Perhaps the ugliest road bump that lays in wait for parents headed toward retirement is college planning. The very word "tuition" can strike fear into the hearts of even the most savvy retirement savers, especially those with kids in high school. Just at the point when parents see their retirement accounts finally starting to show some tangible growth of their own, they are assaulted with tuition bills that can easily equal or exceed the rest of their debt combined. And while much attention and advice has been devoted to planning for college, far less emphasis has been placed on helping families actually pay for college when they don't have years and years to save for it.

Last-Minute Alternatives
Even parents who do not have long-term savings laid up for their children's educations have a number of weapons they can use against the tuition monster. The effective coordination of some or all of these alternatives can make a substantial difference in the overall education bill that is ultimately presented to them. While several of these techniques are fairly common, there are some lesser-known strategies that can greatly benefit parents as well.



  • Education tax credits - The hope and lifetime learning credits can provide a shot in the arm for parents (and students) seeking relief from college expenses. (To read more on this topic, see Clearing Up Tax Confusion For College Savings Accounts.)

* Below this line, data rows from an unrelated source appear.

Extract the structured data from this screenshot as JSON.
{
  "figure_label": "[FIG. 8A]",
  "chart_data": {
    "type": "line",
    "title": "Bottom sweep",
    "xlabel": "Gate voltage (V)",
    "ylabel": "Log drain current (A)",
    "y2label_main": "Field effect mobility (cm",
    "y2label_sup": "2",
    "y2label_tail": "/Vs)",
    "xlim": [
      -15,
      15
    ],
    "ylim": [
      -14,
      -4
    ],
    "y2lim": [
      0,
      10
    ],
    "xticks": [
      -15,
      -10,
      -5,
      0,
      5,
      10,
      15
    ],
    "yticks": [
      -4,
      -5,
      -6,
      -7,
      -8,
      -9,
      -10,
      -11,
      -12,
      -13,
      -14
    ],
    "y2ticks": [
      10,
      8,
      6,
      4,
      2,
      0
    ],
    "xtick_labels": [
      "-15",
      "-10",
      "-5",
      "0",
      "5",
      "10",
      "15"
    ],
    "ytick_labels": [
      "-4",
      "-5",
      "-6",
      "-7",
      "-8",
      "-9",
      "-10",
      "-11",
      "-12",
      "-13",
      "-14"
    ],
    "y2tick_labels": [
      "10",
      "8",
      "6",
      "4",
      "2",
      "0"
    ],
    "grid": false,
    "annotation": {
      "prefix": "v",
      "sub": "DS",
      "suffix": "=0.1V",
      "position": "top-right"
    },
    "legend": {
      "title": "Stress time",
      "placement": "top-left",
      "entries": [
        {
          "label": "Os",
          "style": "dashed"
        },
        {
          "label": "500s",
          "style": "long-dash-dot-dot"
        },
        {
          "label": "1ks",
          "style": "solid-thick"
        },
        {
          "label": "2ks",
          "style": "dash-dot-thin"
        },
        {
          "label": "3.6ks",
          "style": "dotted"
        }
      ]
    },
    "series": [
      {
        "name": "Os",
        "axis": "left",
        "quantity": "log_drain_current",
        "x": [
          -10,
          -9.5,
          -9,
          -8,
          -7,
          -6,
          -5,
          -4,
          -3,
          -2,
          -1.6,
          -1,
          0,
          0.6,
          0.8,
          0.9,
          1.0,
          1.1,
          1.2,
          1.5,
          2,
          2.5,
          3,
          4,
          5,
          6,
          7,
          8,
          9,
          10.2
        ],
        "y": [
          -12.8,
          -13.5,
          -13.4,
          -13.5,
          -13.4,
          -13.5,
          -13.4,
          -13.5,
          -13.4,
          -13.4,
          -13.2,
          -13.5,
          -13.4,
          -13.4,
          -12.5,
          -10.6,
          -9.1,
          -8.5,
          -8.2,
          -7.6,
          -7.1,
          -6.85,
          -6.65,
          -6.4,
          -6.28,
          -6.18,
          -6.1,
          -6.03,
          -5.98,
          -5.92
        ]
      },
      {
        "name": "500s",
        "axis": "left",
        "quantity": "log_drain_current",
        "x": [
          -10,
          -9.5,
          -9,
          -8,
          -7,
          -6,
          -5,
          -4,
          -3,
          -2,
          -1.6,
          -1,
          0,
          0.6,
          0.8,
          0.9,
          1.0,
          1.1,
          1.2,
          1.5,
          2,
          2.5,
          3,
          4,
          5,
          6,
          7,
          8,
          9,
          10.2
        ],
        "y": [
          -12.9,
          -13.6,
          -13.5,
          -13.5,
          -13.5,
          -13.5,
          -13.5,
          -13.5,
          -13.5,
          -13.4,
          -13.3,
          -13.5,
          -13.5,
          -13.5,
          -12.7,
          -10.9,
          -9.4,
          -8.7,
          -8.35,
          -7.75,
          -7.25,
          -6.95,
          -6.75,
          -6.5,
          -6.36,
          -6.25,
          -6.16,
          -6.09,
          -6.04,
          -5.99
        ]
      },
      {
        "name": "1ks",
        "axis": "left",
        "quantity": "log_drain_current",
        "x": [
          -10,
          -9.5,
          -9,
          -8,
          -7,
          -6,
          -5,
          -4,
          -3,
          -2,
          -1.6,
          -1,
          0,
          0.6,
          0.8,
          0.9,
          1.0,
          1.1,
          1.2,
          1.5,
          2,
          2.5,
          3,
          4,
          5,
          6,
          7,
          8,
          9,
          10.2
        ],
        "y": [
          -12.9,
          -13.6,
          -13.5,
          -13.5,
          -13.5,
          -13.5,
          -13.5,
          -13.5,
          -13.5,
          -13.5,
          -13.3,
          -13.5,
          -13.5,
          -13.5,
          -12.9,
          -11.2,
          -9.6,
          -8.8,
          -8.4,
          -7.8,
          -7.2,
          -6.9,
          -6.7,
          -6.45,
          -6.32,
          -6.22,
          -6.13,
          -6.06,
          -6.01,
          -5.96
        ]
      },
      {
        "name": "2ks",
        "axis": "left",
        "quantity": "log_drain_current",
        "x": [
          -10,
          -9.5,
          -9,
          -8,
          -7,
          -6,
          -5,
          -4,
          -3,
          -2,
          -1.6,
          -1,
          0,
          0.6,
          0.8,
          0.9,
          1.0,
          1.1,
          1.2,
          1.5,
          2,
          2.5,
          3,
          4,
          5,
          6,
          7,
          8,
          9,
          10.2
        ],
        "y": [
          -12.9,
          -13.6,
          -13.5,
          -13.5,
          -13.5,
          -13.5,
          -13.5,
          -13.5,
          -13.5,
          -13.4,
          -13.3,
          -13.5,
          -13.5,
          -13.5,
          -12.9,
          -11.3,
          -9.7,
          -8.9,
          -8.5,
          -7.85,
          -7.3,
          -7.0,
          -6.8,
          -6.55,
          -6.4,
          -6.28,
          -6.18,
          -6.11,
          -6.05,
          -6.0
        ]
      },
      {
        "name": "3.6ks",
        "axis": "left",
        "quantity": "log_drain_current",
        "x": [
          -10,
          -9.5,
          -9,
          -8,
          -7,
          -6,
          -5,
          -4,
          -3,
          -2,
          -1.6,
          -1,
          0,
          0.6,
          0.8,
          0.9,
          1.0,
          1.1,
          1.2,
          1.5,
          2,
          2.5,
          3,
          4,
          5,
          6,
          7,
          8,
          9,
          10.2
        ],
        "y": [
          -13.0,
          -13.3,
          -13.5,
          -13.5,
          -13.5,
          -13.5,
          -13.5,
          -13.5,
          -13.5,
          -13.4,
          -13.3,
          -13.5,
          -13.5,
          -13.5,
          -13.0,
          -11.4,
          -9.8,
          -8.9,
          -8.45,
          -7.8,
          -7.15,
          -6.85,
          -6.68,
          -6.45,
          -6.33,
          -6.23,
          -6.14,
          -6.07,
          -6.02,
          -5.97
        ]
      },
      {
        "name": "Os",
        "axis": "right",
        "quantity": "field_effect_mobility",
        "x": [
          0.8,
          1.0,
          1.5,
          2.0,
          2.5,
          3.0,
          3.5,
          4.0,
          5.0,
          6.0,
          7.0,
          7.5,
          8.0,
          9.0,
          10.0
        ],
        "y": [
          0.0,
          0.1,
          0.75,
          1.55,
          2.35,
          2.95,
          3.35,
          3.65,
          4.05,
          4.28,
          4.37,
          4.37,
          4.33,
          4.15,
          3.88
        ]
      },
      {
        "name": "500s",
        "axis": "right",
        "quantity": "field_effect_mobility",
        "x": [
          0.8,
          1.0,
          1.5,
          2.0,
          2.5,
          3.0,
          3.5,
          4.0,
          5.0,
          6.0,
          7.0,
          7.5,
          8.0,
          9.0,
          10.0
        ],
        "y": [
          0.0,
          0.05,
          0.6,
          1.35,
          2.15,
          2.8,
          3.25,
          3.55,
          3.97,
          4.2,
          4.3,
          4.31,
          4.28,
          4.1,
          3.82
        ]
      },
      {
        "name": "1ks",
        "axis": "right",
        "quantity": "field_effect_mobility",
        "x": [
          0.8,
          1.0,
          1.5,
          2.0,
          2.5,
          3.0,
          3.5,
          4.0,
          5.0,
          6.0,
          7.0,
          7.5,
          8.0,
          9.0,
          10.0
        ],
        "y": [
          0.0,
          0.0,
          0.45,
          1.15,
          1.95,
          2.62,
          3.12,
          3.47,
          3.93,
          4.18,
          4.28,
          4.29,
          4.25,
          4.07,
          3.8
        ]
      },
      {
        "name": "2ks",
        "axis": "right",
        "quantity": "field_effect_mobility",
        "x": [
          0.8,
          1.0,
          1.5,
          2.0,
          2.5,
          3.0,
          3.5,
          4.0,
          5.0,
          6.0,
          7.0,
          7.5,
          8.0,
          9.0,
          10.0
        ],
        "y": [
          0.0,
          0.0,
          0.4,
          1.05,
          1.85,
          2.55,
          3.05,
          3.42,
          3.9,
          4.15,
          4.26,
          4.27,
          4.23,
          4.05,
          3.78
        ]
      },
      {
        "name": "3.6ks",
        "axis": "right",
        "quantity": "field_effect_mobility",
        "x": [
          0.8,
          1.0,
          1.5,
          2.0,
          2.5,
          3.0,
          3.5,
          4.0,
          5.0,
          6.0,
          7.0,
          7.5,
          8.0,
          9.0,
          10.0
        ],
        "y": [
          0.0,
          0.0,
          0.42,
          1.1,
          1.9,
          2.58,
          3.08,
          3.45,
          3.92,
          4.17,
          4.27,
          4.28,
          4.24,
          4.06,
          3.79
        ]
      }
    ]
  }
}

  • Student loans - Loans may be the most common remedy for college costs. Their potential deductibility makes them more palatable as well. It may be more financially sound to have Junior take on the debt for his own schooling, but make sure to discuss this option with a financial advisor before letting your child shoulder this debt. (To learn more about these loans, see Getting A Loan Without Your Parents and Pay For A College Education With Retirement Funds.)

  • Scholarships - The notion of scholarships can make parents dance to the music now playing in their ears. The more expensive the school is, the louder the music plays. Ensure that you and your kids are aware of all the options available to you and make sure that your children apply for any and all applicable grants.

  • Asset shifting - A critical issue to explore when applying for financial aid is shifting assets to avoid excess taxes and increased interest payments. Many parents are unaware that cash value life insurance and annuities of any kind do not count as assets on the FAFSA financial aid form.

    Investing 401(k) assets within an annuity can yield an enormous difference in the amount of financial aid that is available to the family. A worker with $250,000 in his or her 401(k) and another $150,000 inside a Roth IRA will not have to declare any of it as eligible assets when applying for aid. Furthermore, shifting assets into insurance-based vehicles will aid parents in retirement planning as well, as these instruments grow tax-deferred. If parents have $100,000 in taxable liquid assets that they do not want to have to declare, moving the money into an annuity will both allow it to grow without tax bills until retirement and improve the parents' implied financial need for the FAFSA form. Therefore, this strategy can help parents to accomplish two goals at once.
Shifting funds from a custodial account to a 529 plan can improve the chances for financial aid as well, as the College Cost Savings Act of 2007 stipulates that 529 plans that are owned by a third party do not count as assets on the FAFSA. Finally, gifting appreciated assets that you may have will allow for a step-up in cost basis when the student sells the asset and will also reduce your declarable assets. (For related reading, see Chooosing The Right Type Of 529 Plan.)



  • Hiring children for your business - Parents that own businesses should hire their kids as employees. This allows the students to not only earn income that can be used to pay for college expenses, but could potentially make them eligible for the earned income credit and possibly other credits as well. This is especially effective for students who are at least 24 years old and can no longer be claimed as dependents even though they are away at school. If they are less than 24 years of age, then it may be necessary to compute the parents' tax return both with and without the children as dependents to see which way is more beneficial. (To learn more about the earned income credit, see Using Tax Lots: A Way To Minimize Taxes.)

Understanding the myriad variables that enter into effective college planning and how they interact with each other can be difficult without a written comprehensive financial plan, or at least a college funding plan. Parents will need to see how much tuition will be covered by loans, how much can be paid for with savings and how much the student needs to earn in order to get a clear picture of where they currently stand. Estimating tax credits and deductions may also be helpful. A fairly accurate cash flow analysis can be run here, because both the time frame and projected expenses are fairly defined. But knowing exactly how college funding will affect retirement planning is also critical, and a comprehensive financial plan can also clearly illustrate this issue. Delaying retirement for a few years in order to pay for college may be necessary, and parents need to know what impact tuition may have on their future plans. (To read more about college vs. retirement payments, read Don't Forget The Kids: Save For Their Education And Retirement and Close The Bank Of Mom And Dad.)

Conclusion
Using every resource available to you will help to ease the burden of college planning, but knowing how to effectively coordinate those resources is of utmost importance. It is never too late to begin planning for your student's future, even if it is less than a year away. Consult with a financial planner or college planner in order to find out what resources are available for you.